Jin Cha finally finds Ji Wan again eight years later --- suddenly, when he least expects to -- at her engagement party to another man, businessman Tae Joon Park (Jong Ho Song)! Kang Jin was never able to forget the girl he loved in high school, whom he hurt so badly, and then lost. After discovering that Ji Wan's fiance Tae Joon is his own co-worker, the three soon become hopelessly entangled in each other's lives. They all work at the same company run by female executive Woo Jung Lee (Woo Sun Sun), who had loved Tae Joon for a long time and wants to live with him, arranging for an apartment where they can enjoy each other's company apart from work. She's none too thrilled that he's fallen for Ji Wan and wants to marry her. 

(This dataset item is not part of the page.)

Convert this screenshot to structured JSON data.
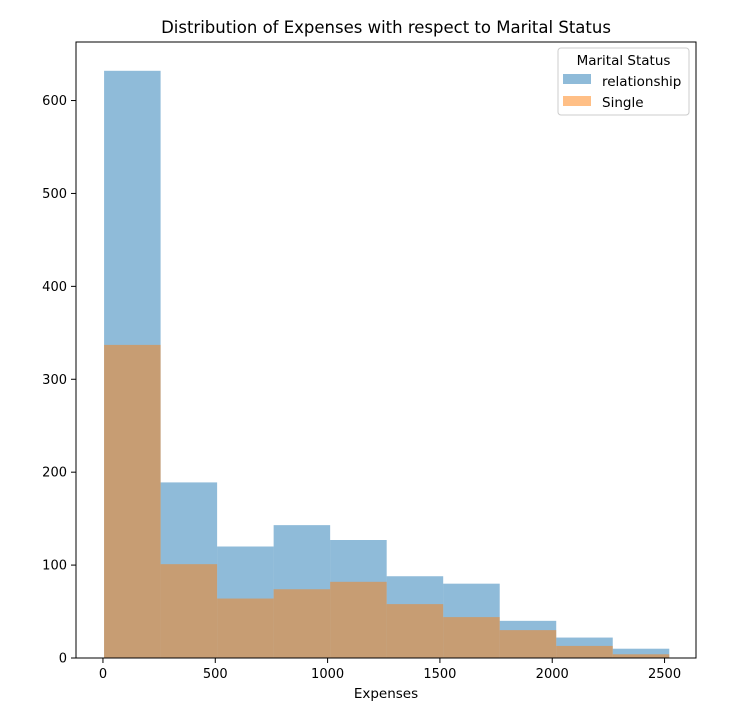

At first Ji Wan does not recognize the older Jin Cha and then when she does she tries to disregard their past love history, unwilling to stir the cauldron bubbling underneath all their lives, but she soon discovers that the dark history between their two families cannot be ignored. Neither can their sensual attraction to one another be ignored for long. Then a crazy thing occurs, when Ji Wan's mentally fragile mother sees Jin Cha as an adult --- and thinks he is her dead son returned to her! The kindly Jin Cha plays along, so as not to hurt her feelings, but it's a really bad deception that negatively affects his relationship with Ji Wan, who is no longer engaged to Tae Joon and finally ready to accept true love into her lonely life. At the same time Ji Wan's father, the doctor, is struggling with renewed romantic feelings toward Jin Cha's mother, who has returned to her home town once again.

Who will be the winners and the losers in these strange love and revenge games they're all playing? Will Jin Cha and Ji Wan ever have a chance to be together as a committed couple? Will they be able to let go of past hurts and bitterness? 

Beautifully shot, wistful, and emotionally complex, Will It Snow For Christmas? is a not to be missed melodrama for those who love old-fashioned love stories.